Since the first case of the human immunodeficiency virus (HIV) infection was reported in 1981, 36.9 million people have been infected with HIV; the worldwide mortality rate of HIV/AIDS patients was 23.8% in 2017 [1]. As of August 31, 2018, 841,478 living HIV/AIDS patients and 259,200 deaths had been registered in China, with mortality rate of 23.55% [2, 3]. Guangxi, a province in Southwestern China, has the second highest number of reported HIV cases in the country, with 703,000 survivals and 40,500 deaths by 2017. The mortality rate (34.3%) was also higher than the national average mortality rate (23.8%) during the same period [4]. In China, the National Free Antiretroviral Treatment Program (NFATP) began in 2002 and was scaled up in 2003. The “Treat for All” policy was implemented in 2016, and HIV positive individuals would be treated after diagnosis of HIV regardless of their CD4+ cell count [5-7]. However, research showed that 45.1% patients in the advanced stages of AIDS when they were diagnosed [8], which might be the main reason for the high mortality rate in HIV positive individuals, even when they are on ART.
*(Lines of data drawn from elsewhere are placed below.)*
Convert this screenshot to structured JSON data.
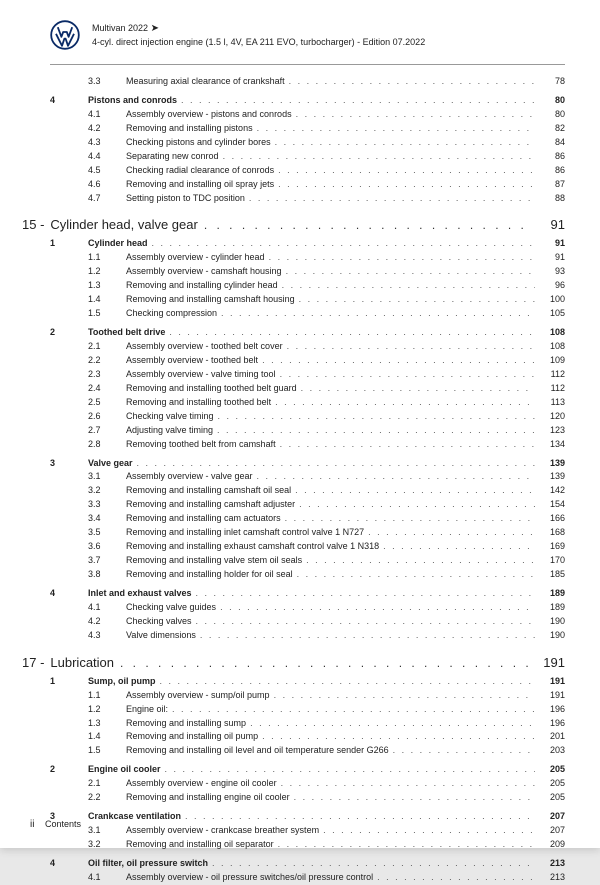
{
  "header": {
    "model": "Multivan 2022",
    "subtitle": "4-cyl. direct injection engine (1.5 l, 4V, EA 211 EVO, turbocharger) - Edition 07.2022"
  },
  "footer": {
    "pageRoman": "ii",
    "label": "Contents"
  },
  "logoColor": "#0a2a66",
  "toc": [
    {
      "type": "sub",
      "num": "3.3",
      "label": "Measuring axial clearance of crankshaft",
      "page": "78"
    },
    {
      "type": "sec",
      "num": "4",
      "label": "Pistons and conrods",
      "page": "80"
    },
    {
      "type": "sub",
      "num": "4.1",
      "label": "Assembly overview - pistons and conrods",
      "page": "80"
    },
    {
      "type": "sub",
      "num": "4.2",
      "label": "Removing and installing pistons",
      "page": "82"
    },
    {
      "type": "sub",
      "num": "4.3",
      "label": "Checking pistons and cylinder bores",
      "page": "84"
    },
    {
      "type": "sub",
      "num": "4.4",
      "label": "Separating new conrod",
      "page": "86"
    },
    {
      "type": "sub",
      "num": "4.5",
      "label": "Checking radial clearance of conrods",
      "page": "86"
    },
    {
      "type": "sub",
      "num": "4.6",
      "label": "Removing and installing oil spray jets",
      "page": "87"
    },
    {
      "type": "sub",
      "num": "4.7",
      "label": "Setting piston to TDC position",
      "page": "88"
    },
    {
      "type": "chap",
      "num": "15 -",
      "label": "Cylinder head, valve gear",
      "page": "91"
    },
    {
      "type": "sec",
      "num": "1",
      "label": "Cylinder head",
      "page": "91"
    },
    {
      "type": "sub",
      "num": "1.1",
      "label": "Assembly overview - cylinder head",
      "page": "91"
    },
    {
      "type": "sub",
      "num": "1.2",
      "label": "Assembly overview - camshaft housing",
      "page": "93"
    },
    {
      "type": "sub",
      "num": "1.3",
      "label": "Removing and installing cylinder head",
      "page": "96"
    },
    {
      "type": "sub",
      "num": "1.4",
      "label": "Removing and installing camshaft housing",
      "page": "100"
    },
    {
      "type": "sub",
      "num": "1.5",
      "label": "Checking compression",
      "page": "105"
    },
    {
      "type": "sec",
      "num": "2",
      "label": "Toothed belt drive",
      "page": "108"
    },
    {
      "type": "sub",
      "num": "2.1",
      "label": "Assembly overview - toothed belt cover",
      "page": "108"
    },
    {
      "type": "sub",
      "num": "2.2",
      "label": "Assembly overview - toothed belt",
      "page": "109"
    },
    {
      "type": "sub",
      "num": "2.3",
      "label": "Assembly overview - valve timing tool",
      "page": "112"
    },
    {
      "type": "sub",
      "num": "2.4",
      "label": "Removing and installing toothed belt guard",
      "page": "112"
    },
    {
      "type": "sub",
      "num": "2.5",
      "label": "Removing and installing toothed belt",
      "page": "113"
    },
    {
      "type": "sub",
      "num": "2.6",
      "label": "Checking valve timing",
      "page": "120"
    },
    {
      "type": "sub",
      "num": "2.7",
      "label": "Adjusting valve timing",
      "page": "123"
    },
    {
      "type": "sub",
      "num": "2.8",
      "label": "Removing toothed belt from camshaft",
      "page": "134"
    },
    {
      "type": "sec",
      "num": "3",
      "label": "Valve gear",
      "page": "139"
    },
    {
      "type": "sub",
      "num": "3.1",
      "label": "Assembly overview - valve gear",
      "page": "139"
    },
    {
      "type": "sub",
      "num": "3.2",
      "label": "Removing and installing camshaft oil seal",
      "page": "142"
    },
    {
      "type": "sub",
      "num": "3.3",
      "label": "Removing and installing camshaft adjuster",
      "page": "154"
    },
    {
      "type": "sub",
      "num": "3.4",
      "label": "Removing and installing cam actuators",
      "page": "166"
    },
    {
      "type": "sub",
      "num": "3.5",
      "label": "Removing and installing inlet camshaft control valve 1 N727",
      "page": "168"
    },
    {
      "type": "sub",
      "num": "3.6",
      "label": "Removing and installing exhaust camshaft control valve 1 N318",
      "page": "169"
    },
    {
      "type": "sub",
      "num": "3.7",
      "label": "Removing and installing valve stem oil seals",
      "page": "170"
    },
    {
      "type": "sub",
      "num": "3.8",
      "label": "Removing and installing holder for oil seal",
      "page": "185"
    },
    {
      "type": "sec",
      "num": "4",
      "label": "Inlet and exhaust valves",
      "page": "189"
    },
    {
      "type": "sub",
      "num": "4.1",
      "label": "Checking valve guides",
      "page": "189"
    },
    {
      "type": "sub",
      "num": "4.2",
      "label": "Checking valves",
      "page": "190"
    },
    {
      "type": "sub",
      "num": "4.3",
      "label": "Valve dimensions",
      "page": "190"
    },
    {
      "type": "chap",
      "num": "17 -",
      "label": "Lubrication",
      "page": "191"
    },
    {
      "type": "sec",
      "num": "1",
      "label": "Sump, oil pump",
      "page": "191"
    },
    {
      "type": "sub",
      "num": "1.1",
      "label": "Assembly overview - sump/oil pump",
      "page": "191"
    },
    {
      "type": "sub",
      "num": "1.2",
      "label": "Engine oil:",
      "page": "196"
    },
    {
      "type": "sub",
      "num": "1.3",
      "label": "Removing and installing sump",
      "page": "196"
    },
    {
      "type": "sub",
      "num": "1.4",
      "label": "Removing and installing oil pump",
      "page": "201"
    },
    {
      "type": "sub",
      "num": "1.5",
      "label": "Removing and installing oil level and oil temperature sender G266",
      "page": "203"
    },
    {
      "type": "sec",
      "num": "2",
      "label": "Engine oil cooler",
      "page": "205"
    },
    {
      "type": "sub",
      "num": "2.1",
      "label": "Assembly overview - engine oil cooler",
      "page": "205"
    },
    {
      "type": "sub",
      "num": "2.2",
      "label": "Removing and installing engine oil cooler",
      "page": "205"
    },
    {
      "type": "sec",
      "num": "3",
      "label": "Crankcase ventilation",
      "page": "207"
    },
    {
      "type": "sub",
      "num": "3.1",
      "label": "Assembly overview - crankcase breather system",
      "page": "207"
    },
    {
      "type": "sub",
      "num": "3.2",
      "label": "Removing and installing oil separator",
      "page": "209"
    },
    {
      "type": "sec",
      "num": "4",
      "label": "Oil filter, oil pressure switch",
      "page": "213"
    },
    {
      "type": "sub",
      "num": "4.1",
      "label": "Assembly overview - oil pressure switches/oil pressure control",
      "page": "213"
    }
  ]
}
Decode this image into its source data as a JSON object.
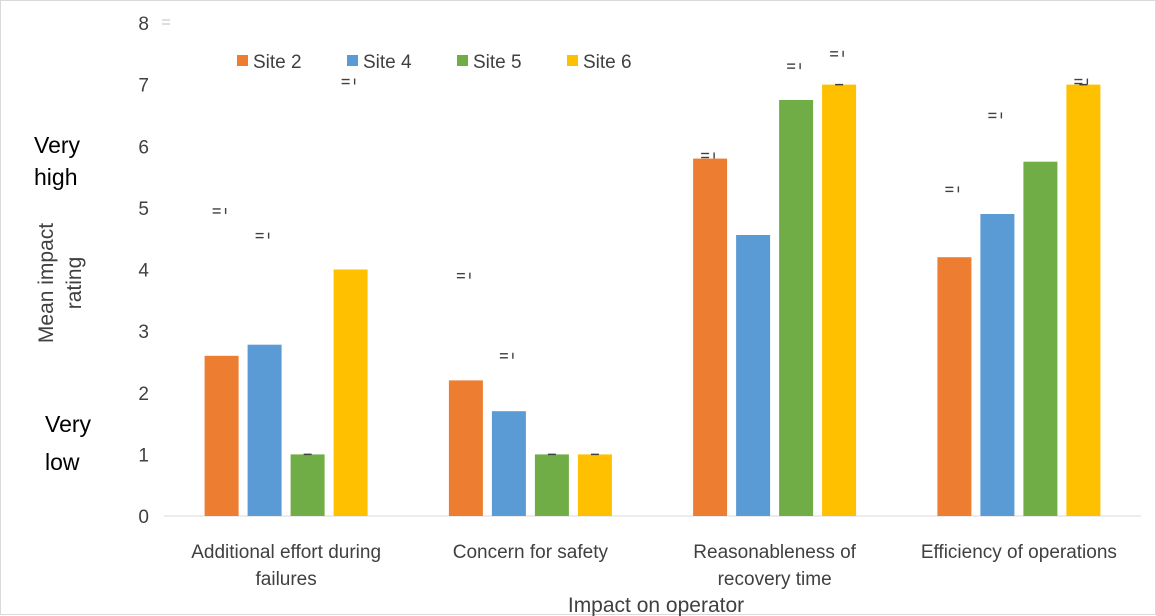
{
  "chart_data": {
    "type": "bar",
    "title": "",
    "xlabel": "Impact on operator",
    "ylabel": "Mean impact rating",
    "ylim": [
      0,
      8
    ],
    "yticks": [
      0,
      1,
      2,
      3,
      4,
      5,
      6,
      7,
      8
    ],
    "grid": false,
    "legend_position": "top",
    "scale_anchors": {
      "high": "Very high",
      "low": "Very low"
    },
    "categories": [
      [
        "Additional effort during",
        "failures"
      ],
      [
        "Concern for safety"
      ],
      [
        "Reasonableness of",
        "recovery time"
      ],
      [
        "Efficiency of operations"
      ]
    ],
    "series": [
      {
        "name": "Site 2",
        "color": "#ED7D31",
        "values": [
          2.6,
          2.2,
          5.8,
          4.2
        ],
        "err_top": [
          4.95,
          3.9,
          5.85,
          5.3
        ]
      },
      {
        "name": "Site 4",
        "color": "#5B9BD5",
        "values": [
          2.78,
          1.7,
          4.56,
          4.9
        ],
        "err_top": [
          4.55,
          2.6,
          null,
          6.5
        ]
      },
      {
        "name": "Site 5",
        "color": "#70AD47",
        "values": [
          1.0,
          1.0,
          6.75,
          5.75
        ],
        "err_top": [
          null,
          null,
          7.3,
          null
        ]
      },
      {
        "name": "Site 6",
        "color": "#FFC000",
        "values": [
          4.0,
          1.0,
          7.0,
          7.0
        ],
        "err_top": [
          7.05,
          null,
          7.5,
          7.05
        ]
      }
    ]
  }
}
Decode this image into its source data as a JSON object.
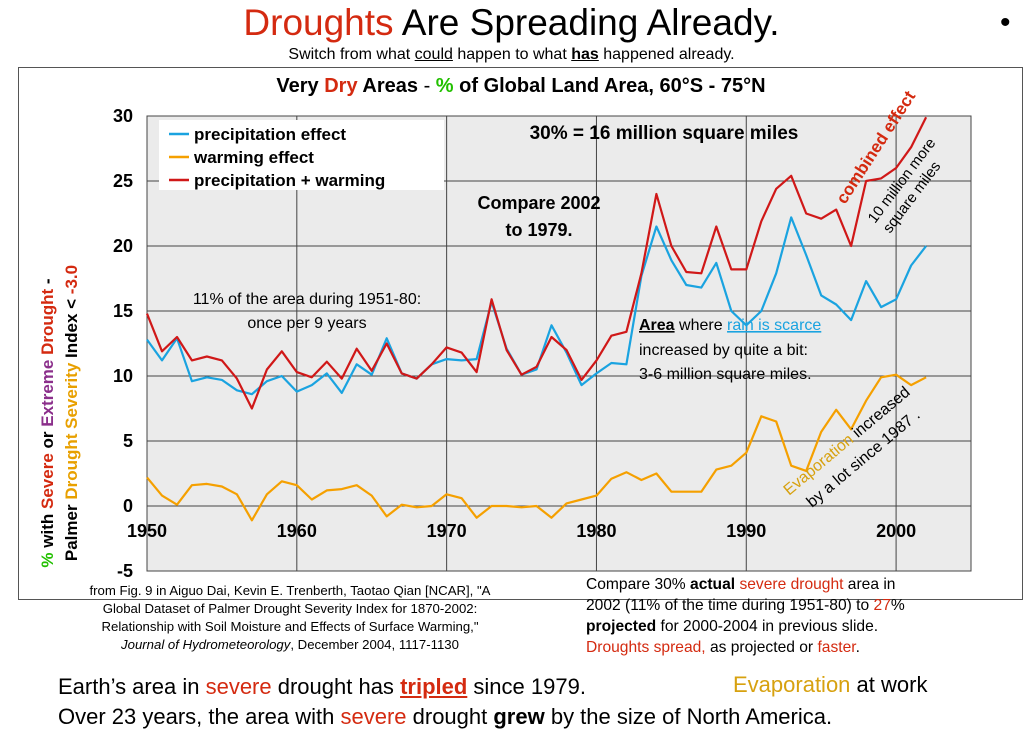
{
  "header": {
    "title_red": "Droughts",
    "title_rest": "Are Spreading Already.",
    "subtitle_a": "Switch from what ",
    "subtitle_could": "could",
    "subtitle_b": " happen to what ",
    "subtitle_has": "has",
    "subtitle_c": " happened already.",
    "bullet": "•"
  },
  "chart_data": {
    "type": "line",
    "title_parts": [
      "Very ",
      "Dry",
      " Areas ",
      "- ",
      "%",
      " of Global Land Area",
      ", 60°S - 75°N"
    ],
    "ylabel_line1_parts": [
      "%",
      " with ",
      "Severe",
      " or ",
      "Extreme",
      " Drought",
      " -"
    ],
    "ylabel_line2_parts": [
      "Palmer ",
      "Drought Severity",
      " Index < ",
      "-3.0"
    ],
    "xlim": [
      1950,
      2005
    ],
    "ylim": [
      -5,
      30
    ],
    "x_ticks": [
      1950,
      1960,
      1970,
      1980,
      1990,
      2000
    ],
    "y_ticks": [
      -5,
      0,
      5,
      10,
      15,
      20,
      25,
      30
    ],
    "grid": true,
    "legend_position": "top-left",
    "x": [
      1950,
      1951,
      1952,
      1953,
      1954,
      1955,
      1956,
      1957,
      1958,
      1959,
      1960,
      1961,
      1962,
      1963,
      1964,
      1965,
      1966,
      1967,
      1968,
      1969,
      1970,
      1971,
      1972,
      1973,
      1974,
      1975,
      1976,
      1977,
      1978,
      1979,
      1980,
      1981,
      1982,
      1983,
      1984,
      1985,
      1986,
      1987,
      1988,
      1989,
      1990,
      1991,
      1992,
      1993,
      1994,
      1995,
      1996,
      1997,
      1998,
      1999,
      2000,
      2001,
      2002
    ],
    "series": [
      {
        "name": "precipitation effect",
        "color": "#1aa3e0",
        "values": [
          12.8,
          11.2,
          12.9,
          9.6,
          9.9,
          9.7,
          8.9,
          8.6,
          9.6,
          10.0,
          8.8,
          9.3,
          10.2,
          8.7,
          10.9,
          10.1,
          12.9,
          10.2,
          9.8,
          10.9,
          11.3,
          11.2,
          11.3,
          15.7,
          12.1,
          10.1,
          10.5,
          13.9,
          11.8,
          9.3,
          10.2,
          11.0,
          10.9,
          17.7,
          21.5,
          18.9,
          17.0,
          16.8,
          18.7,
          15.0,
          13.9,
          15.0,
          17.9,
          22.2,
          19.3,
          16.2,
          15.5,
          14.3,
          17.3,
          15.3,
          15.9,
          18.5,
          20.0
        ]
      },
      {
        "name": "warming effect",
        "color": "#f5a000",
        "values": [
          2.2,
          0.8,
          0.1,
          1.6,
          1.7,
          1.5,
          0.9,
          -1.1,
          0.9,
          1.9,
          1.6,
          0.5,
          1.2,
          1.3,
          1.6,
          0.8,
          -0.8,
          0.1,
          -0.1,
          0.0,
          0.9,
          0.6,
          -0.9,
          0.0,
          0.0,
          -0.1,
          0.0,
          -0.9,
          0.2,
          0.5,
          0.8,
          2.1,
          2.6,
          2.0,
          2.5,
          1.1,
          1.1,
          1.1,
          2.8,
          3.1,
          4.1,
          6.9,
          6.5,
          3.1,
          2.7,
          5.7,
          7.4,
          5.9,
          8.1,
          9.9,
          10.1,
          9.3,
          9.9
        ]
      },
      {
        "name": "precipitation + warming",
        "color": "#d01818",
        "values": [
          14.8,
          11.9,
          13.0,
          11.2,
          11.5,
          11.2,
          9.8,
          7.5,
          10.5,
          11.9,
          10.3,
          9.9,
          11.1,
          9.8,
          12.1,
          10.4,
          12.5,
          10.2,
          9.8,
          10.9,
          12.2,
          11.8,
          10.3,
          15.9,
          12.0,
          10.1,
          10.7,
          13.0,
          12.0,
          9.7,
          11.2,
          13.1,
          13.4,
          17.9,
          24.0,
          20.0,
          18.0,
          17.9,
          21.5,
          18.2,
          18.2,
          21.9,
          24.4,
          25.4,
          22.5,
          22.1,
          22.8,
          20.0,
          25.0,
          25.2,
          26.0,
          27.6,
          29.9
        ]
      }
    ],
    "annotations": {
      "area_30": "30% = 16 million square miles",
      "compare_l1": "Compare 2002",
      "compare_l2": "to 1979.",
      "eleven_l1": "11% of the area during 1951-80:",
      "eleven_l2": "once per 9 years",
      "area_word": "Area",
      "area_where": " where ",
      "area_rain": "rain is scarce",
      "area_l2": "increased by quite a bit:",
      "area_l3": "3-6 million square miles.",
      "combined": "combined effect",
      "ten_l1": "10 million more",
      "ten_l2": "square miles",
      "evap_word": "Evaporation",
      "evap_rest": " increased",
      "evap_l2": "by a lot since 1987 ."
    }
  },
  "footer_left": {
    "l1": "from Fig. 9 in Aiguo Dai, Kevin E. Trenberth, Taotao Qian [NCAR], \"A",
    "l2": "Global Dataset of Palmer Drought Severity Index for 1870-2002:",
    "l3": "Relationship with Soil Moisture and Effects of Surface Warming,\"",
    "l4_italic": "Journal of Hydrometeorology",
    "l4_rest": ", December 2004, 1117-1130"
  },
  "footer_right": {
    "p1": "Compare 30% ",
    "p2": "actual",
    "p3": " ",
    "p4": "severe drought",
    "p5": " area in",
    "p6": "2002 (11% of the time during 1951-80) to ",
    "p7": "27",
    "p8": "%",
    "p9": "projected",
    "p10": " for 2000-2004 in previous slide.",
    "p11": "Droughts spread,",
    "p12": " as projected or ",
    "p13": "faster",
    "p14": "."
  },
  "bottom": {
    "l1_a": "Earth’s area in ",
    "l1_severe": "severe",
    "l1_b": " drought has ",
    "l1_tripled": "tripled",
    "l1_c": " since 1979.",
    "l2_a": "Over 23 years, the area with ",
    "l2_severe": "severe",
    "l2_b": " drought ",
    "l2_grew": "grew",
    "l2_c": " by the size of North America.",
    "evap_a": "Evaporation",
    "evap_b": " at work"
  },
  "colors": {
    "red": "#d42a10",
    "green": "#22c000",
    "purple": "#8b2f8b",
    "orange": "#e8a000",
    "blue_link": "#1aa3e0"
  }
}
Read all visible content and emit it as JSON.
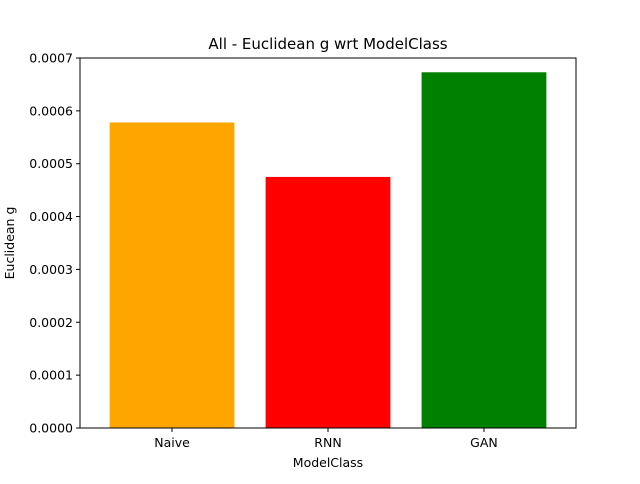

ART can significantly improve the prognosis of HIV infected people, and reduce the spread of HIV, which is more conducive to improving the prognosis and quality of life of patients [9]. At present, anti HIV drugs can be divided into six categories: Nucleoside Reverse Transcriptase Inhibitors (NRTIs), Nonnucleoside Reverse Transcriptase Inhibitors (NNRTIs), Protease Inhibitors (PIs), Integrase Inhibitors ( INIs), Fusion Inhibitors and Entry Inhibitors. Then, the most widely used drugs are the first three categories in China. NRTIs mainly contains zidovudine (AZT), stavudine (D4T), lamivudine (3TC), tenofovir (TDF) and abacavir (ABC) et al; NNRTIs mainly contains nevirapine (NVP), delavirdine, efavirenz (EFV) and etravirine et al; and PIs mainly contains lopinavir (LPV), saquinavir, ritonavir and indinavir. In this study, the patients mainly used three kinds of antiviral treatment schemes: 2NRTIs+1NNRTI, 2NRTIs+1PI and single or the combination of two drugs.
By 2017, 542,000 people living with HIV/AIDS (PLHIV) had received ART in China [2]. Research showed that ART also can effectively reduce mortality, delay the progression of the disease, prolong the development of non-AIDS-defining events (non-ADE) to ADE, reduce complications, and prolong lifespan [10]. However, ART-treated patients still face a higher mortality risk and lower quality of life than the general population [11-14]. Many studies have shown that a low CD4+ cell count, older age, male gender, clinical stage III/IV disease, low body mass index (BMI), and signs/symptoms of AIDS are independent factors related to death among patients on ART [4, 15-19], indicating that patients with ADE may have higher mortality. A study in Italy suggested that patients with ADE should be treated within 30 days after ADE diagnosis. However, only 43% of ADE patients in Italy received treatment [20]. A recent study also found that the presence of AIDS-defining disease at HIV diagnosis is one of the factors related to high mortality [21].
So far, a number of studies have assessed in the relationship between ART and ADE, focusing on the relationships between ART [22-24], quality of life [25], cytomegalovirus infection [26], and the effect of the timing of ART on survival [27]. However, most studies in the field have explored the impact of ART on ADE. A retrospective study showed that 57% of patients with advanced HIV disease had opportunistic infections, and the majority were diagnosed when they had developed ADE [28]. Late diagnosis and delayed treatment of HIV infection contribute to the development of opportunistic infections, such as pneumocystis pneumonia, Talaromyces marneffei infection, etc. In Guangxi, a recent retrospective study revealed that 70.2% of newly diagnosed HIV cases from 2012 to 2016 had a late presentation, and 45.1% had advanced HIV disease [29]. Most patients with late presentation, advanced HIV disease, or ADE have relatively low CD4+ cell count or develop AIDS symptoms.
Comprehensively, we speculate that the high mortality rate of HIV/AIDS patients in Guangxi, China may be due to the high proportion of ADE in the ART population. Therefore, in this study, we aimed to evaluate the effect of ADE on the mortality rate of HIV/AIDS patients who were on ART, providing a basic understanding of the relationship between ART and ADE from a perspective different from those of previous studies.